Among the regions and markets the aggregators identify as the strongest today with respect to occupancy and revenue growth: the Northeast Corridor from D.C. to Boston; Texas markets including Dallas, Austin and San Antonio but not Houston; Northern California and Southern California including L.A. and the Inland Empire but not San Diego; Central and South Florida; Louisiana; North Carolina; Chicago; Denver; and Detroit.

This broad competition makes it quite a challenge for local entrepreneurs with limited financial resources to compete for available properties in the largest 25 or 30 MSAs especially, LeClaire points out. Bidding can be quite brisk even in a lot of the preferred second-tier markets, he continues while advising smaller players to sidestep most of these areas.

Recent transactions illustrate how the market-size bifurcation can play out. In Miami, Sovran won the bidding over the 998-unit ValGard Self Storage and is rebranding it as an Uncle Bob’s. Even in a secondary market such as Chapel Hill, NC, the highly active Amerco Real Estate specialty sister company of truck rental network U-Haul International outbid other suitors (at $3.11 million) for the 433-unit Ironclad Self Storage property.

But as LeClaire relates, lesser-heeled entrepreneurs won’t encounter that kind of competition in most smaller markets – nor with sub-seven-figure properties for that matter. To wit M&L Storage of Flora, Ind. negotiated a $350,000 price for the 106-bay Secure Storage property in Edinburgh – which is well south of Indianapolis. Likewise in Visalia, Cal. outside tertiary market Fresno, a regional buyer ended up with the winning bid of $2.7 million to secure the 604-unit Visalia Mini Storage facility.

That’s not to say the sector isn’t still working off some degree of financial distress – much of it stemming from aggressive lending and underwriting during the middle of the preceding decade. While the public companies seem to universally identify Phoenix and Las Vegas as their poorest performers, LeClaire points to some ongoing over-supplies – particularly in peripheral suburbs of major metros in California, Arizona and Florida where expected new rooftops never materialized.

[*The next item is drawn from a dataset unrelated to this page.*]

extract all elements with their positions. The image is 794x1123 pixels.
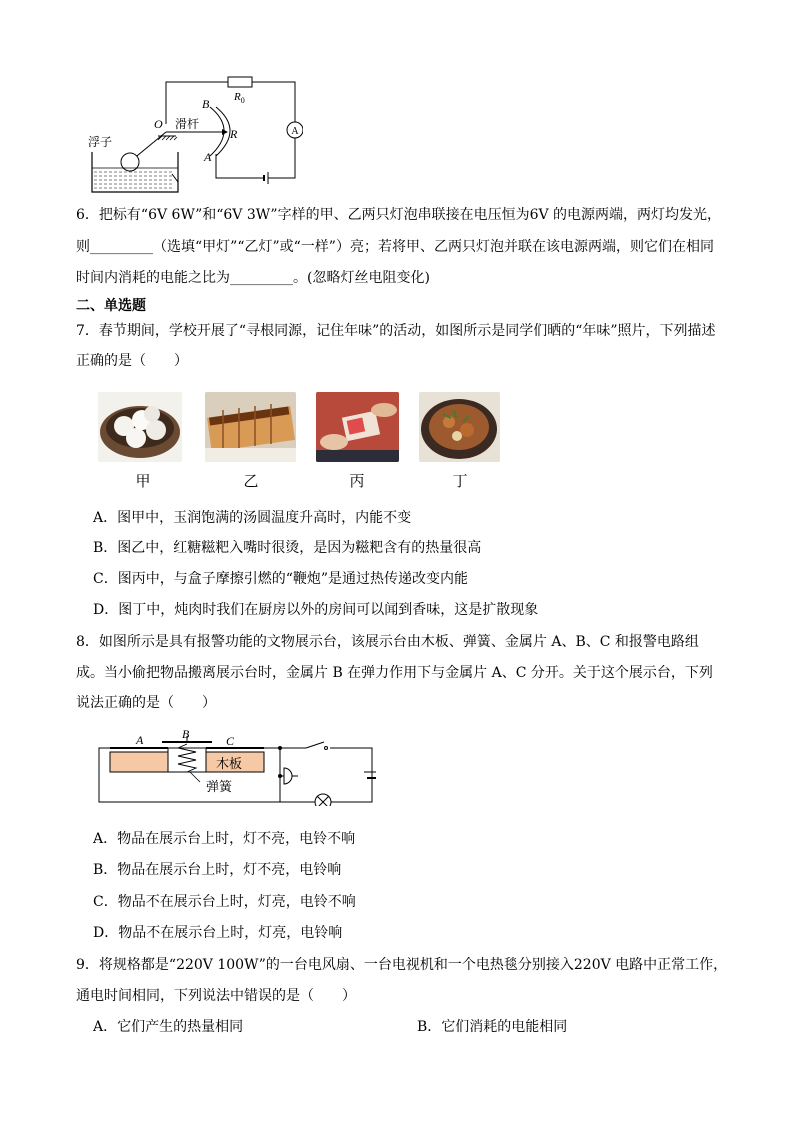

But perhaps the bigger issue is that a lot of borrowers are struggling to refinance high-LTV conduit mortgages as due-dates approach. Not only do appraisals frequently come up short of lofty pre-recession valuations, but lenders today are also unwilling to match the 80 or 85 percent LTVs seen back then, LeClaire continues. Leverage generally tops out at 75 percent today – with many lenders more comfortable at 60 to 70, he elaborates.

“So we’re seeing a lot of workout negotiations, but also a wave of foreclosures,” LeClaire acknowledges. “And chances are we’ll see another wave” as under-water borrowers and their banks and special servicers aren’t able to fruitfully negotiate modifications.

Some active investors including Amerco see distress as a growth opportunity, targeting portfolios that might include several distressed assets along with mixed-quality properties and performing loans. MJ Partners’ research concludes that distressed sales in the sector typically end up pricing at or near replacement cost.